Raggiunta telefonicamente a Parigi dove ieri ha inaugurato la mostra su Henri Rousseau al Musée d’Orsay, dopo il successo a Palazzo Ducale, Gabriella Belli spiega che sulle Pescherie c’è «solo ancora un’idea che sottoporremo presto al consiglio di amministrazione e al sindaco, che peraltro si sta dimostrando molto attento alle strutture destinate alle attività culturali».
Dunque, cosa sarà? «L’idea è di avere una porta, un hub di conoscenza sulla città. Gran parte dei visitatori arriva senza sapere davvero cosa sia Venezia. Una volta entrati da qui avranno più consapevolezza su cosa concentrarsi: dal contemporaneo al tessuto, dal vetro al Ducale, e così via».
Lo conferma anche Maria Cristina Gribaudi, la presidente della Fondazione: «Sì, vorremmo intercettare un nuovo pubblico, più giovane, curioso e consapevole».
Se questo è il nuovo progetto, resta il dubbio sul perché sia tramontata quell’idea sull’Islam. E se invece di aprirsi al mondo la città preferisca per l’ennesima volta parlare di sè. «Non è questa l’intenzione. Anzi, non pensiamo a un’operazione didattica ma a qualcosa di più visionario - assicura la Gribaudi -. E capace di raccontare la trama di incroci di cui è fatta questa città: greci ed ebrei, arabi e tedeschi, turchi e armeni». Per Gribaudi, «può rappresentare il cuore internazionale della città dove si racconta quella storia strepitosa di saper andare nel mondo e tornare».

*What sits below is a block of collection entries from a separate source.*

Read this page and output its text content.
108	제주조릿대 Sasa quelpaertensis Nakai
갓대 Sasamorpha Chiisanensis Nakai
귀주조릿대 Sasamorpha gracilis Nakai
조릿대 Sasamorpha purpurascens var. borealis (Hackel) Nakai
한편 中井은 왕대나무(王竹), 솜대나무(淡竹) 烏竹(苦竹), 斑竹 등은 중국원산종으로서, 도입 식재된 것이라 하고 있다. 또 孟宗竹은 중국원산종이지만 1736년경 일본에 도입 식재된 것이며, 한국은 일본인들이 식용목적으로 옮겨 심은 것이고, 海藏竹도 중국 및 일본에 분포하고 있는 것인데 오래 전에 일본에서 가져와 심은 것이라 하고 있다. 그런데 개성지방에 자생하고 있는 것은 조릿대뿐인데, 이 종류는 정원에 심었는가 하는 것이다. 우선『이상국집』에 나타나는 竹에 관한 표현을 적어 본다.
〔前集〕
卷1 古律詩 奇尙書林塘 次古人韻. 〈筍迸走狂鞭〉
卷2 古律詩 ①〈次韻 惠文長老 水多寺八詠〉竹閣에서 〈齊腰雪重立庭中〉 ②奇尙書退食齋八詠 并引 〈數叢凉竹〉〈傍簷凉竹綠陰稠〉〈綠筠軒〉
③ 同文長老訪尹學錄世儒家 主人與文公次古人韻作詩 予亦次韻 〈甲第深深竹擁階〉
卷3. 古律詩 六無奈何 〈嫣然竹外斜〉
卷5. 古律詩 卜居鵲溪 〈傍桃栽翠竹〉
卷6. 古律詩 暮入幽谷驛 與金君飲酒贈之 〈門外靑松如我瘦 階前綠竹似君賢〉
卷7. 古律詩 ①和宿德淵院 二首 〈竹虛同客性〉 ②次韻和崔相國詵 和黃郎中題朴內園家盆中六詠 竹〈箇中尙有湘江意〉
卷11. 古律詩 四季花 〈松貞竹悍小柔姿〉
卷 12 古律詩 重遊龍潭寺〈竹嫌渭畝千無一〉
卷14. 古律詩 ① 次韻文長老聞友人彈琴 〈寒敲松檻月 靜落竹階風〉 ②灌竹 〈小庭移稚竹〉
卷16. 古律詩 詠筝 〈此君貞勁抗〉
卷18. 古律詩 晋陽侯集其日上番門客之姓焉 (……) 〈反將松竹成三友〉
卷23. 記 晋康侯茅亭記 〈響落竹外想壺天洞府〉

Certo, l’idea di dotare Venezia di una porta sull’Islam aveva ricevuto una bordata di critiche. Un comitato internazionale ci stava lavorando da fine 2013, guidato da Alessandro Goppion, imprenditore famoso per le teche e le installazioni dedicate all’arte islamica, dal Louvre al Cairo. La sponda, soprattutto in termini di denaro, doveva venire dagli emiri del Golfo con cui c’erano stati incontri e abboccamenti sembra proficui. Prima che la scelta cadesse sulle Pescherie, a Goppion erano stati mostrati anche altri spazi, dall’Arsenale alla Misericordia, quest’ultima in concessione alla Reyer di Luigi Brugnaro che il destino elettorale ha portato l’anno scorso alla carica di primo cittadino.
Sul museo di arte islamica non sembra essersi mai espresso il nuovo sindaco, ma di sicuro ne ha fatto riferimento quando sono infuriate le polemiche sulla chiesa-moschea dell’artista svizzero Christoph Büchel durante la Biennale d’arte scorsa. Un progetto che certo non garbava all’allora candidato Brugnaro: «A Venezia siamo alla svendita e all’anarchia. E questo fatto mi dice che ho fatto bene a dire di no quando dal Comune mi dicevano di dare la Misericordia agli arabi». Così se n’era uscito.
Insomma, cambiato lo scenario politico, con il Medio Oriente a ferro e a fuoco e gli Emiri in austerità, già in estate il progetto era tramontato. E così si è pensato di ritornare alla Serenissima.